How to Conduct Welch's t-test in R

1. Welch’s t-test
Welch’s t-test is a statistical method used in comparing the means of two independent groups when the assumption of equal variance between the two groups is violated.
Welch’s t-test extends the traditional two-sample t-test and is specifically designed for situations where we cannot assume equal variances between the two groups being compared.
In R, you can perform Welch’s t-test using the t.test
function from base R. The basic syntax of this function is as
follows:
t.test(x, y, alternative = c("two.sided", "less", "greater"),
var.equal = False)
Where,
parameter | description |
---|---|
x |
A numeric vector for first group |
y |
A numeric vector for second group |
alternative |
Specify the alternative hypothesis for the test. The default value is two.sided |
var.equal |
Whether to treat the two group variances as being equal. The default value is False . |
The following example illustrates how to perform Welch’s t-test in R with an example dataset.
2. Welch’s t-test hypothesis
Null Hypothesis (H0): Means of the two groups are equal
Alternative Hypothesis (H1): Means of the two groups are not equal
3. Perform Welch’s t-test R
We will use the base R t.test
function to perform Welch’s t-test.
3.1 Sample dataset
Suppose we measure patients’ blood pressure after receiving two treatments (drug and placebo).
We want to check whether the drug significantly affects blood pressure compared to patients receiving placebo treatment.
drug_group <- c(88, 89, 82, 87, 120, 135, 120, 89, 95, 85)
placebo_group <- c(88, 81, 88, 86, 90, 85, 86, 86, 88, 85)
3.2 Test hypothesis
Our objective is to test the Null hypothesis whether the mean of blood pressure in two groups (drug and placebo) is the same against the alternative hypothesis that they differ significantly.
Null Hypothesis (H0): Means of blood pressure of the two groups are equal
Alternative Hypothesis (H1): Means of blood pressure of the two groups are not equal (two-sided)
3.3 Assumption of equal variances
Before performing the Welch’s t-test, it is necessary to check the assumption of equality of variances between the two groups.
To check the assumption of equality of variances, you can either use the Bartlett test or visualize the group means using the boxplot.
Let’s perform the Bartlett test,
# Combine the data into a data frame
data <- data.frame(values = c(drug_group, placebo_group),
group = rep(c("drug", "placebo"), each = 10))
# perform Bartlett test
bartlett.test(values ~ group, data = data)
Bartlett test of homogeneity of variances
data: values by group
Bartlett's K-squared = 23.108, df = 1, p-value = 1.531e-06
As the p value obtained from the Bartlett test is less than the significance level (0.05), we can reject the null hypothesis of equal variance.

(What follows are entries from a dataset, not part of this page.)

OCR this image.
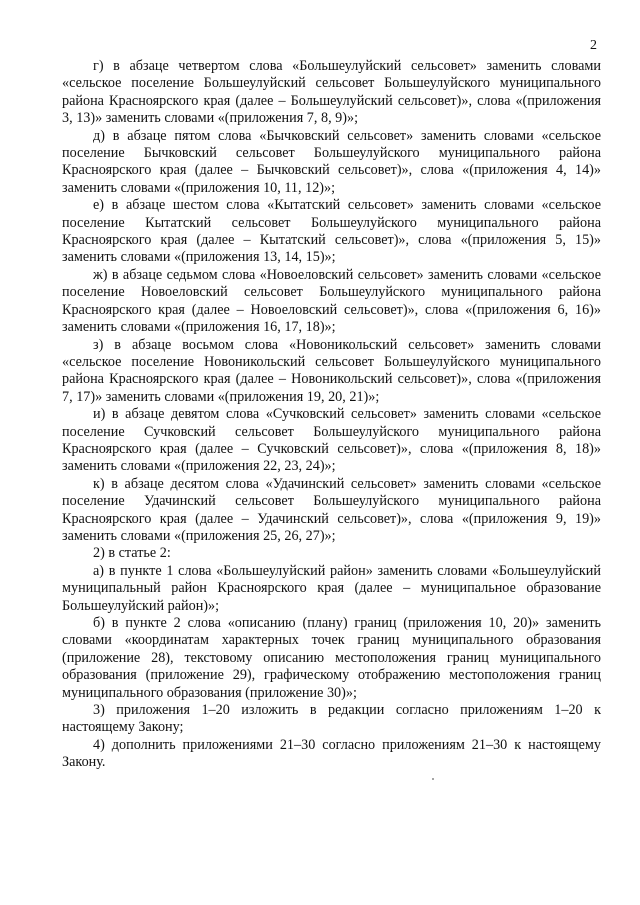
2

г) в абзаце четвертом слова «Большеулуйский сельсовет» заменить словами «сельское поселение Большеулуйский сельсовет Большеулуйского муниципального района Красноярского края (далее – Большеулуйский сельсовет)», слова «(приложения 3, 13)» заменить словами «(приложения 7, 8, 9)»;

д) в абзаце пятом слова «Бычковский сельсовет» заменить словами «сельское поселение Бычковский сельсовет Большеулуйского муниципального района Красноярского края (далее – Бычковский сельсовет)», слова «(приложения 4, 14)» заменить словами «(приложения 10, 11, 12)»;

е) в абзаце шестом слова «Кытатский сельсовет» заменить словами «сельское поселение Кытатский сельсовет Большеулуйского муниципального района Красноярского края (далее – Кытатский сельсовет)», слова «(приложения 5, 15)» заменить словами «(приложения 13, 14, 15)»;

ж) в абзаце седьмом слова «Новоеловский сельсовет» заменить словами «сельское поселение Новоеловский сельсовет Большеулуйского муниципального района Красноярского края (далее – Новоеловский сельсовет)», слова «(приложения 6, 16)» заменить словами «(приложения 16, 17, 18)»;

з) в абзаце восьмом слова «Новоникольский сельсовет» заменить словами «сельское поселение Новоникольский сельсовет Большеулуйского муниципального района Красноярского края (далее – Новоникольский сельсовет)», слова «(приложения 7, 17)» заменить словами «(приложения 19, 20, 21)»;

и) в абзаце девятом слова «Сучковский сельсовет» заменить словами «сельское поселение Сучковский сельсовет Большеулуйского муниципального района Красноярского края (далее – Сучковский сельсовет)», слова «(приложения 8, 18)» заменить словами «(приложения 22, 23, 24)»;

к) в абзаце десятом слова «Удачинский сельсовет» заменить словами «сельское поселение Удачинский сельсовет Большеулуйского муниципального района Красноярского края (далее – Удачинский сельсовет)», слова «(приложения 9, 19)» заменить словами «(приложения 25, 26, 27)»;

2) в статье 2:

а) в пункте 1 слова «Большеулуйский район» заменить словами «Большеулуйский муниципальный район Красноярского края (далее – муниципальное образование Большеулуйский район)»;

б) в пункте 2 слова «описанию (плану) границ (приложения 10, 20)» заменить словами «координатам характерных точек границ муниципального образования (приложение 28), текстовому описанию местоположения границ муниципального образования (приложение 29), графическому отображению местоположения границ муниципального образования (приложение 30)»;

3) приложения 1–20 изложить в редакции согласно приложениям 1–20 к настоящему Закону;

4) дополнить приложениями 21–30 согласно приложениям 21–30 к настоящему Закону.
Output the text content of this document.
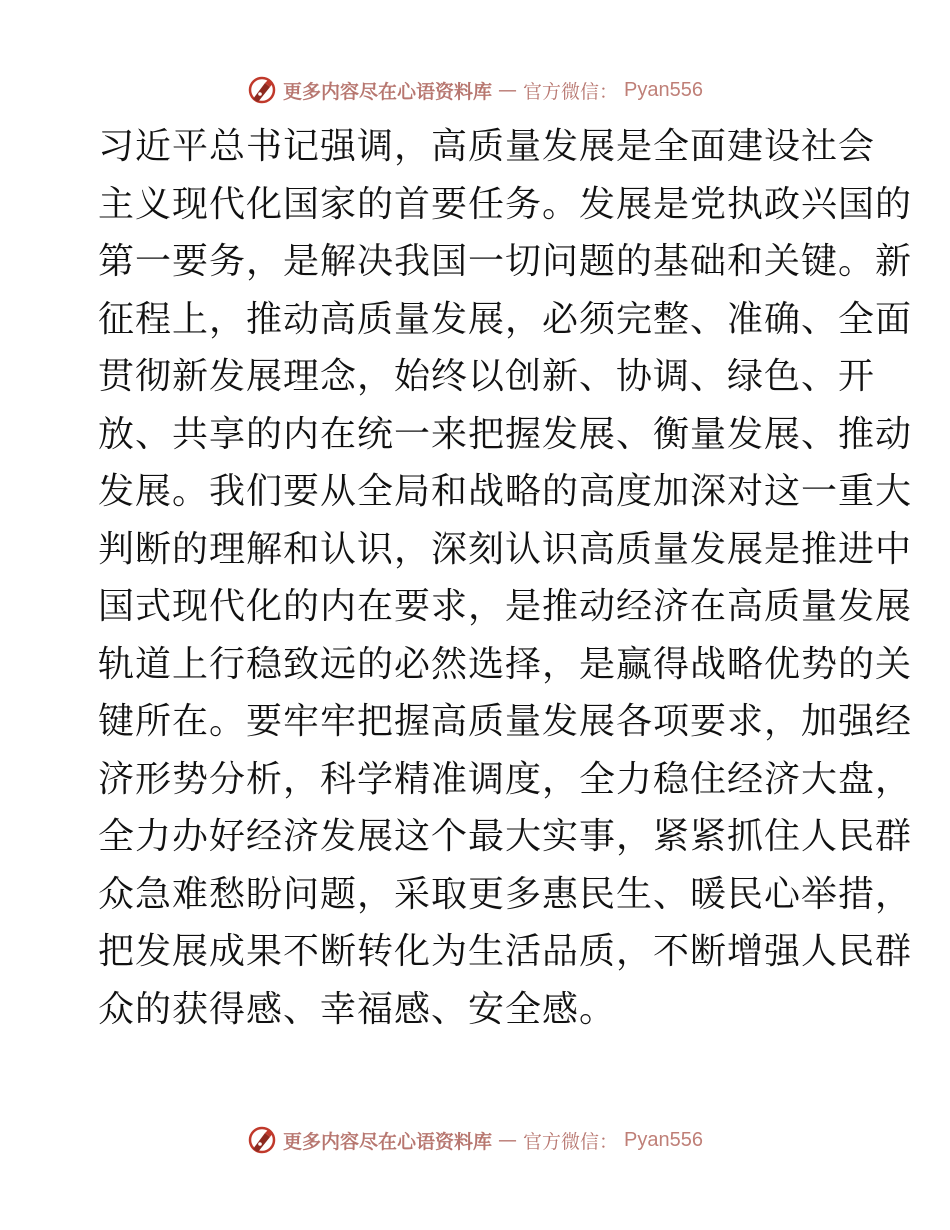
更多内容尽在心语资料库 — 官方微信： Pyan556
习近平总书记强调，高质量发展是全面建设社会
主义现代化国家的首要任务。发展是党执政兴国的
第一要务，是解决我国一切问题的基础和关键。新
征程上，推动高质量发展，必须完整、准确、全面
贯彻新发展理念，始终以创新、协调、绿色、开
放、共享的内在统一来把握发展、衡量发展、推动
发展。我们要从全局和战略的高度加深对这一重大
判断的理解和认识，深刻认识高质量发展是推进中
国式现代化的内在要求，是推动经济在高质量发展
轨道上行稳致远的必然选择，是赢得战略优势的关
键所在。要牢牢把握高质量发展各项要求，加强经
济形势分析，科学精准调度，全力稳住经济大盘，
全力办好经济发展这个最大实事，紧紧抓住人民群
众急难愁盼问题，采取更多惠民生、暖民心举措，
把发展成果不断转化为生活品质，不断增强人民群
众的获得感、幸福感、安全感。
更多内容尽在心语资料库 — 官方微信： Pyan556
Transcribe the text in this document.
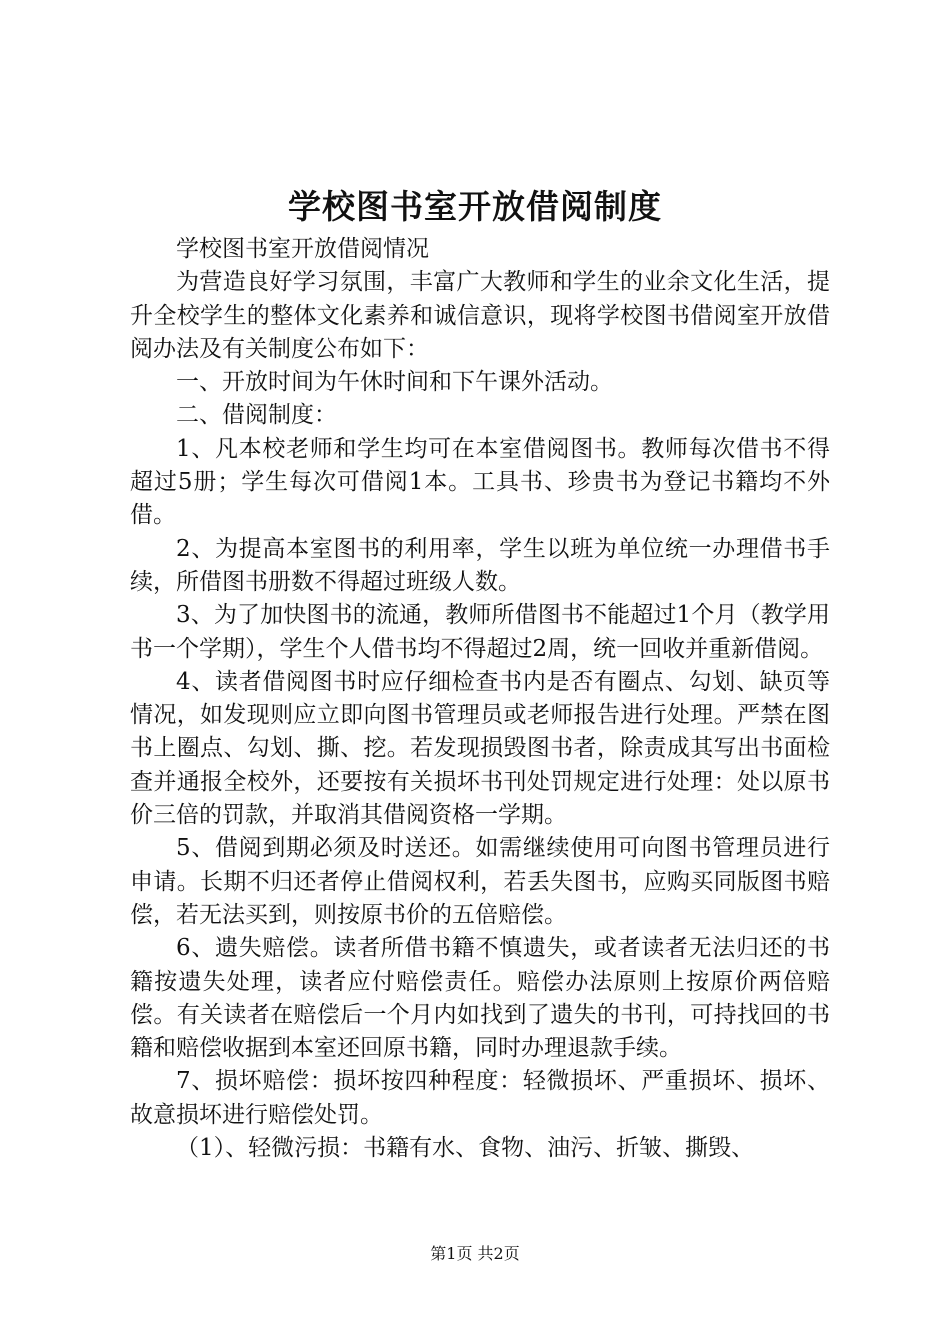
学校图书室开放借阅制度

学校图书室开放借阅情况

为营造良好学习氛围，丰富广大教师和学生的业余文化生活，提升全校学生的整体文化素养和诚信意识，现将学校图书借阅室开放借阅办法及有关制度公布如下：

一、开放时间为午休时间和下午课外活动。

二、借阅制度：

1、凡本校老师和学生均可在本室借阅图书。教师每次借书不得超过5册；学生每次可借阅1本。工具书、珍贵书为登记书籍均不外借。

2、为提高本室图书的利用率，学生以班为单位统一办理借书手续，所借图书册数不得超过班级人数。

3、为了加快图书的流通，教师所借图书不能超过1个月（教学用书一个学期），学生个人借书均不得超过2周，统一回收并重新借阅。

4、读者借阅图书时应仔细检查书内是否有圈点、勾划、缺页等情况，如发现则应立即向图书管理员或老师报告进行处理。严禁在图书上圈点、勾划、撕、挖。若发现损毁图书者，除责成其写出书面检查并通报全校外，还要按有关损坏书刊处罚规定进行处理：处以原书价三倍的罚款，并取消其借阅资格一学期。

5、借阅到期必须及时送还。如需继续使用可向图书管理员进行申请。长期不归还者停止借阅权利，若丢失图书，应购买同版图书赔偿，若无法买到，则按原书价的五倍赔偿。

6、遗失赔偿。读者所借书籍不慎遗失，或者读者无法归还的书籍按遗失处理，读者应付赔偿责任。赔偿办法原则上按原价两倍赔偿。有关读者在赔偿后一个月内如找到了遗失的书刊，可持找回的书籍和赔偿收据到本室还回原书籍，同时办理退款手续。

7、损坏赔偿：损坏按四种程度：轻微损坏、严重损坏、损坏、故意损坏进行赔偿处罚。

（1）、轻微污损：书籍有水、食物、油污、折皱、撕毁、

第1页 共2页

In addition, you can also use a boxplot to visualize the equality of variances. You can check the spread of the data to conclude the equality of variances.
# create boxplot
boxplot(drug_group, placebo_group, names = c("Drug", "Placebo"),
ylab = "BP")
The boxpot clearly shows that the spread of the data is highly different for the drug group than the placebo group.
Hence, based on the Bartlett test and boxplot, we can assume that the variances are not equal in the two groups.
As the variances are not equal, we should perform Welch’s t-test to compare the means of blood pressure for the drug and placebo groups.
3.4 Perform Welch’s t-test
Let’s perform the Welch’s t-test,
t.test(drug_group, placebo_group)
Welch Two Sample t-test
data: drug_group and placebo_group
t = 2.1305, df = 9.3096, p-value = 0.06097
alternative hypothesis: true difference in means is not equal to 0
95 percent confidence interval:
-0.7168337 26.1168337
sample estimates:
mean of x mean of y
99.0 86.3
The p value and t statistics obtained from Welch’s t-test are 0.0609 and 2.1305, respectively.
As the p value is non-significant (p > 0.05), we fail to reject the null hypothesis that the group means are equal.
We can conclude that the blood pressure measurements in drug (mean = 99) and placebo (mean = 86.3) treatments are not significantly different.
The 95% confidence interval for treatment differences is (-0.71, 26.11). This indicates that we are 95% confident that the true difference in blood pressure between the drug and placebo groups is between -0.71 and 26.11.